THE INHERITANCE
We men of earth have here the stuff
Of Paradise—we have enough!
We need no other thing to build
The stairs into the Unfulfilled—
No other ivory for the doors—
No other marble for the floors—
No other cedar for the beam
And dome for man's immortal dream.
Here on the path of every day—
Here on the common human way—
Is all the busy gods would take
To build a heaven, to mold and make
New Edens. Ours the stuff sublime
To build Eternity in time!
Edwin Markham.
CHAPTER VIII
THE INHERITANCE
This, then, is the indictment of country life as it now is, by the Country Girl who is now living in the midst of it.
It is depressing, it is terrible, that a concourse of country girls will stand up before The Fathers and declare that while they love the country, and prefer to remain there all their days, yet they cannot, because life there is intolerable to them. They say this in all sobriety; no one can accuse them of speaking in haste; their mood is most judicial. The young woman in the farm life of to-day has a deep-seated love for country life; many things about it command her affection and give her delight; but there are also some things that she does not feel called upon to endure.
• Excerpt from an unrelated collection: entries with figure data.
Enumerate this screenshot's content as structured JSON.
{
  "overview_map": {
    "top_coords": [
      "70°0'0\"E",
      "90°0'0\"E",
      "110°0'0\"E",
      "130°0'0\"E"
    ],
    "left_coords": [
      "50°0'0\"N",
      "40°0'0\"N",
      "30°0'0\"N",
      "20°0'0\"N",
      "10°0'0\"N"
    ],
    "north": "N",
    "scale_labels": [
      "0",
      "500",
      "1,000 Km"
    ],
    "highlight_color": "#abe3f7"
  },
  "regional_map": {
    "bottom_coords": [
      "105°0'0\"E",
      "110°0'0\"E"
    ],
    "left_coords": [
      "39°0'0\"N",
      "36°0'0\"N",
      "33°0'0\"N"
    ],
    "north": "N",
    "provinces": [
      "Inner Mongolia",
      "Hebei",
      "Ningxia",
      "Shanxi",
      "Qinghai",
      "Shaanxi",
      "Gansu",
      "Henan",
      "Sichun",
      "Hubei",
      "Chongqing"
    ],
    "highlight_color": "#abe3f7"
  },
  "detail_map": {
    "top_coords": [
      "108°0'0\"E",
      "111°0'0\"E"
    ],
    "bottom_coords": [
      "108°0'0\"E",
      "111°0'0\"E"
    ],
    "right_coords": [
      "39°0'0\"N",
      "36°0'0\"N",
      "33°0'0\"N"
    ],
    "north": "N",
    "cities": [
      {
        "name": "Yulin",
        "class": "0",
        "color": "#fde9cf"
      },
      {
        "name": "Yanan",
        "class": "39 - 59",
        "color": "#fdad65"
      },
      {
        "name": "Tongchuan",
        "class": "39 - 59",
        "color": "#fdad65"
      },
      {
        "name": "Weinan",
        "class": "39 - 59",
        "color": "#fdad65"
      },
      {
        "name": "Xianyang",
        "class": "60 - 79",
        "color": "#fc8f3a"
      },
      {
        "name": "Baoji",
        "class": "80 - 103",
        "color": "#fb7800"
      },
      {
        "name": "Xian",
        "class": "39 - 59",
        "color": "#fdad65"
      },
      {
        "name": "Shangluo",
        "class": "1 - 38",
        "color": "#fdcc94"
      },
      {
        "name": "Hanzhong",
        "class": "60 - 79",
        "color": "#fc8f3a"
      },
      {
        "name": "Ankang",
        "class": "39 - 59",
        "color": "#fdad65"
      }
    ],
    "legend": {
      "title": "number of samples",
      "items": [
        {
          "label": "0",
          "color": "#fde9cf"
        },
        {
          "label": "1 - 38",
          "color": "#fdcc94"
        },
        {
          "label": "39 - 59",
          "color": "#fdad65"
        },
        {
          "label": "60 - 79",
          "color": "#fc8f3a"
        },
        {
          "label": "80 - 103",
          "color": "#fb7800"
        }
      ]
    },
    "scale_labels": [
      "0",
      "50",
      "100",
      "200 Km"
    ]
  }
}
If it were not for them, for these, and these, and lo! all of these, objections to it, she would be perfectly content and satisfied to live on the farm all her days; but as it is, well, she can only join that funeral procession of the nation cityward.
It is true that the Country Girl does not enjoy a house with no music under its roof-tree, a house where no games are played, where no stories are told or read about the lamp in the long winter evenings: a house, in short, with nothing she calls happiness in it; but this is a small part of her indictment.
She does not enjoy trudging back and forth a million times a year over the same square yards of floor-space; but that, too, is immaterial to her. In fine, she does not object to the work itself, but she cannot endure that heterogeneous, unsystematized, objectless drudgery, the enforced character of the toil, the out-of-date methods, the absence of acknowledgment of any economic value in her contribution to the business—this is what grinds her soul.